Para ele, “nenhum aumento de pena traz a reboque uma diminuição da ‘criminalidade’, que aliás é um termo muito vago: o que temos é violência estrutural, que é a junção da violência social com a violência estatal. As condutas negativas previstas como infrações penais não oscilam, aumentam ou diminuem tenho em vista a pena prevista na lei. Exemplo prático: a lei dos crimes hediondos, que é de 1990, trouxe endurecimento das penas tendo em vista três crimes de sequestro praticados na época, sendo um deles do Roberto Medina, o criador do Rock in Rio. Com a lei dos crimes hediondos, os índices de violência, sobretudo urbana, apenas subiram”.
Fim das saidinhas
Nesta semana, o presidente Lula vetou alguns trechos da Lei que acaba com o benefício das saidinhas em feriados ou datas comemorativas, como Dia das Mães, Pais, Natal e Ano Novo, que foi aprovada pela Câmara dos Deputados e Senado Federal.
Os dois operadores do Direito acreditam que a medida não será educativa, nem diminuir a criminalidade.
“Punir não resolve o problema. Precisa de medidas educativas, treinamentos internos e condições de ressocialização. Ou seja, modificar o comportamento do preso, para que este seja harmônico com o comportamento socialmente aceito e não nocivo à sociedade”, observou Liliane Araújo.
“A segregação do homem não é, em si mesma, meio eficiente para incrementar a prática de condutas reclamadas pela sociedade, pois não se aprende a conviver, vivendo isoladamente. Para quem esteja na situação de prisão deve-se proporcionar ambiente próprio para que, ao retornar à sociedade, esteja em condições de pautar a conduta de modo a não causar danos a outrem nas relações intersubjetivas. Daí a adoção do sistema progressivo, partindo de regime mais severo para, pouco a pouco, e através de estágios, quem recebe a condenação, se submeta a outros menos rigorosos, e assim alcance a liberdade”, pontuou Janus Pantoja.
Foto: Divulgação/Governo de Rondônia
O jornal eletrônico perguntou para ambos operadores do Direito Criminal qual seria a melhor saída para prevenir que esses crimes durante as “saidinhas” aconteçam e ambos apontam caminhos diferentes.
“Apontar a melhor saída é muito subjetivo.
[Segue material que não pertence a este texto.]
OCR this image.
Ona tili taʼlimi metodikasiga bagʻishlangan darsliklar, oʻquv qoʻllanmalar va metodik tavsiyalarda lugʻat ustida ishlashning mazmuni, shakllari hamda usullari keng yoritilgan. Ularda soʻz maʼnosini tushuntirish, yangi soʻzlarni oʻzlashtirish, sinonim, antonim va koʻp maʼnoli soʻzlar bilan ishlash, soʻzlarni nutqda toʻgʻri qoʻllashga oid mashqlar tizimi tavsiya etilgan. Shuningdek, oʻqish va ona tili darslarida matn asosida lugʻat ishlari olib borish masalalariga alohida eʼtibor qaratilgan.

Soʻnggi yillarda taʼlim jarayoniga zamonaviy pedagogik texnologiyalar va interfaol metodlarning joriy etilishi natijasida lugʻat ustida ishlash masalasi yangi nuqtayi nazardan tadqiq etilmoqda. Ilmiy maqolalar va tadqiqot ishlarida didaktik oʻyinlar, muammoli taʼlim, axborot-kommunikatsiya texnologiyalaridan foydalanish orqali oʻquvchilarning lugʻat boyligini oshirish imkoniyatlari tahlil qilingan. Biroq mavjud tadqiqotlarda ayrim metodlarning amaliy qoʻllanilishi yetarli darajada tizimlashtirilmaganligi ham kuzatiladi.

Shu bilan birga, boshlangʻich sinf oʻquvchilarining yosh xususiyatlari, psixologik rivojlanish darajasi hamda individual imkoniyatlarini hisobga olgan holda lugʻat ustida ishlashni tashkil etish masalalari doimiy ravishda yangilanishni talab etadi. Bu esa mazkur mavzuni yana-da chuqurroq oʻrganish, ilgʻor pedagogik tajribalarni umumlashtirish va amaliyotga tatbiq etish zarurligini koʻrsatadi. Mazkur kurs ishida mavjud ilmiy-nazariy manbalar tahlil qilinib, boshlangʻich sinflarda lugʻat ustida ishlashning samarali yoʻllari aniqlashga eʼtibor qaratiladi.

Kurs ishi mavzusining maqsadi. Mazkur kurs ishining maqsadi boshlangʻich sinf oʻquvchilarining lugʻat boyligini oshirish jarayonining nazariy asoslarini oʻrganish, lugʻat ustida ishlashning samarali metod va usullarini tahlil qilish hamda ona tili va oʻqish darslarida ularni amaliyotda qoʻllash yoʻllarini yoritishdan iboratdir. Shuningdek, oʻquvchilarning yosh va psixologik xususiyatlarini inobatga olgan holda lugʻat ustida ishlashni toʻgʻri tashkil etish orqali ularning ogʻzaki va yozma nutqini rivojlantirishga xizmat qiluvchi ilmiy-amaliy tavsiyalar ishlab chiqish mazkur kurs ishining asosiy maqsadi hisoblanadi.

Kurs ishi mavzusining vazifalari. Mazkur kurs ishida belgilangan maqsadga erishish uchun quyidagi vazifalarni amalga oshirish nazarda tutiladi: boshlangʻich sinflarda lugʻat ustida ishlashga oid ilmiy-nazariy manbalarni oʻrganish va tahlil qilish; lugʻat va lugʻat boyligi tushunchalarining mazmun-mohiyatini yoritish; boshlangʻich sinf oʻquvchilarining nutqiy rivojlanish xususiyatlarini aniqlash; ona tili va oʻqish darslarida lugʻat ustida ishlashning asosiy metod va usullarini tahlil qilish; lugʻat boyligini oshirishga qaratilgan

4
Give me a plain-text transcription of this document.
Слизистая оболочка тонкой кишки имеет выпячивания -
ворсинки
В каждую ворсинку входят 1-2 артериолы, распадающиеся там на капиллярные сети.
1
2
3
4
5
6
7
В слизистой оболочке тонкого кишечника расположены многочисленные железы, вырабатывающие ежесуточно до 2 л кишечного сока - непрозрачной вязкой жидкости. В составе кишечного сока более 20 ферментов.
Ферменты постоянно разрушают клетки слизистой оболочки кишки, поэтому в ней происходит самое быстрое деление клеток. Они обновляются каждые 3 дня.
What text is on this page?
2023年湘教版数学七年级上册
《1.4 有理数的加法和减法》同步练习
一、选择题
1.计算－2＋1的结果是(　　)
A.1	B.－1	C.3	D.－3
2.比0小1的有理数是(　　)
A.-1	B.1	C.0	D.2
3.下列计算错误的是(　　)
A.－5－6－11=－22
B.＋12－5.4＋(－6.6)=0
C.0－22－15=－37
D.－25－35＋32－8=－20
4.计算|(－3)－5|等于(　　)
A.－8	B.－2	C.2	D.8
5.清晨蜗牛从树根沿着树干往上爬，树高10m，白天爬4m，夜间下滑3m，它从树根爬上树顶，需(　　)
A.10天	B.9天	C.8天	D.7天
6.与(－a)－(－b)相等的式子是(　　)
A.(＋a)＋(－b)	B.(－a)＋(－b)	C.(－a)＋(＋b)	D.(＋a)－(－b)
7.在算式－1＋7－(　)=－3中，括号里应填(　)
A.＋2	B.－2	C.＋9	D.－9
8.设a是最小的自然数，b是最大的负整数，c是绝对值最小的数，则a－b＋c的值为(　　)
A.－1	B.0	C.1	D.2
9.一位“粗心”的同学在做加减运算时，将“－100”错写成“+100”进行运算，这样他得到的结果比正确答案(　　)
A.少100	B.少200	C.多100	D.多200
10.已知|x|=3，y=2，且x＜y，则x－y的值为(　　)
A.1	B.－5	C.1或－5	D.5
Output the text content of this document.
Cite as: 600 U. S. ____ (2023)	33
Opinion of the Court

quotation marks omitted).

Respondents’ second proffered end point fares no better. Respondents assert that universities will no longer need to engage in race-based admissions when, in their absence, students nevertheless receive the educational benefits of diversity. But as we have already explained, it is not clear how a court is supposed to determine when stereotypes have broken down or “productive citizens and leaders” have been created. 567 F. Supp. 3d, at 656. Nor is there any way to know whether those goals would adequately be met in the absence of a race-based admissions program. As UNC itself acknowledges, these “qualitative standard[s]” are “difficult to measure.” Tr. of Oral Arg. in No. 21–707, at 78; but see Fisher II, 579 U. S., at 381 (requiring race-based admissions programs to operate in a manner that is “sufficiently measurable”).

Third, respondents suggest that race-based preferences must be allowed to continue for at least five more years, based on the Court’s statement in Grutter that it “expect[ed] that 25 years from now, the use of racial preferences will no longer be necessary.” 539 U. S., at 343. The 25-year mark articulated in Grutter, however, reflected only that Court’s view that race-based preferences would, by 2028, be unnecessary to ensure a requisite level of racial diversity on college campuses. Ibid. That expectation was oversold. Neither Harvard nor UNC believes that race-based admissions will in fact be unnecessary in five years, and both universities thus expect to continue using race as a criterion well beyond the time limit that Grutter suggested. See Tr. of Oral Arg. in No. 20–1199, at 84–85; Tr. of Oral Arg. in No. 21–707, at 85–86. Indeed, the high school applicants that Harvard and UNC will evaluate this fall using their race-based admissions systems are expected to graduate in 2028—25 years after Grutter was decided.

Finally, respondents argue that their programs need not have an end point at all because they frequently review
Mas vislumbrando o cenário atual é necessário um estudo detalhado para chegar em um denominador comum”, comentou Liliane Araújo.
Já para Janus Pantoja, o ideal é “cumprir a Lei de Execução Penal (LEP). Nós invocamos a lei, em sua força, para acusar a pessoa de um crime e encarcerá-la. Essa mesma energia, na força de lei, sofre uma suavização seletiva, para cumprir a lei que fora utilizada para encerar a pessoa. Então não é a mesma lei. São dois pesos e duas medidas. Para prender, a lei; após a prisão, a lei da conveniência”.
Ele completa: “Então a execução penal não é legal: e fora da lei, da mesma forma que a pessoa estava ao cometer a infração penal. Então o problema do direito penal é o problema do fora da lei: de quem comete e a infração e do Estado. Os dois estão fora da lei. Porque é unânime que a lei de execução penal não é cumprida, nem mesmo em 50% de suas disposições. Por vários motivos, e nem sempre de ordem financeira ou econômica”.
O advogado finaliza a análise: “Sem cumprir a LEP, o mesmo Estado, o fora da lei, edita uma lei declarando sua inadimplência quanto à ressocialização, proibindo a saída temporária. Chama-se populismo penal: a utilização do direito penal, um meio relativamente barato de ‘produzir’, para jogar com a sensação de insegurança das pessoas, que não recebem informações corretas a respeito do problema”.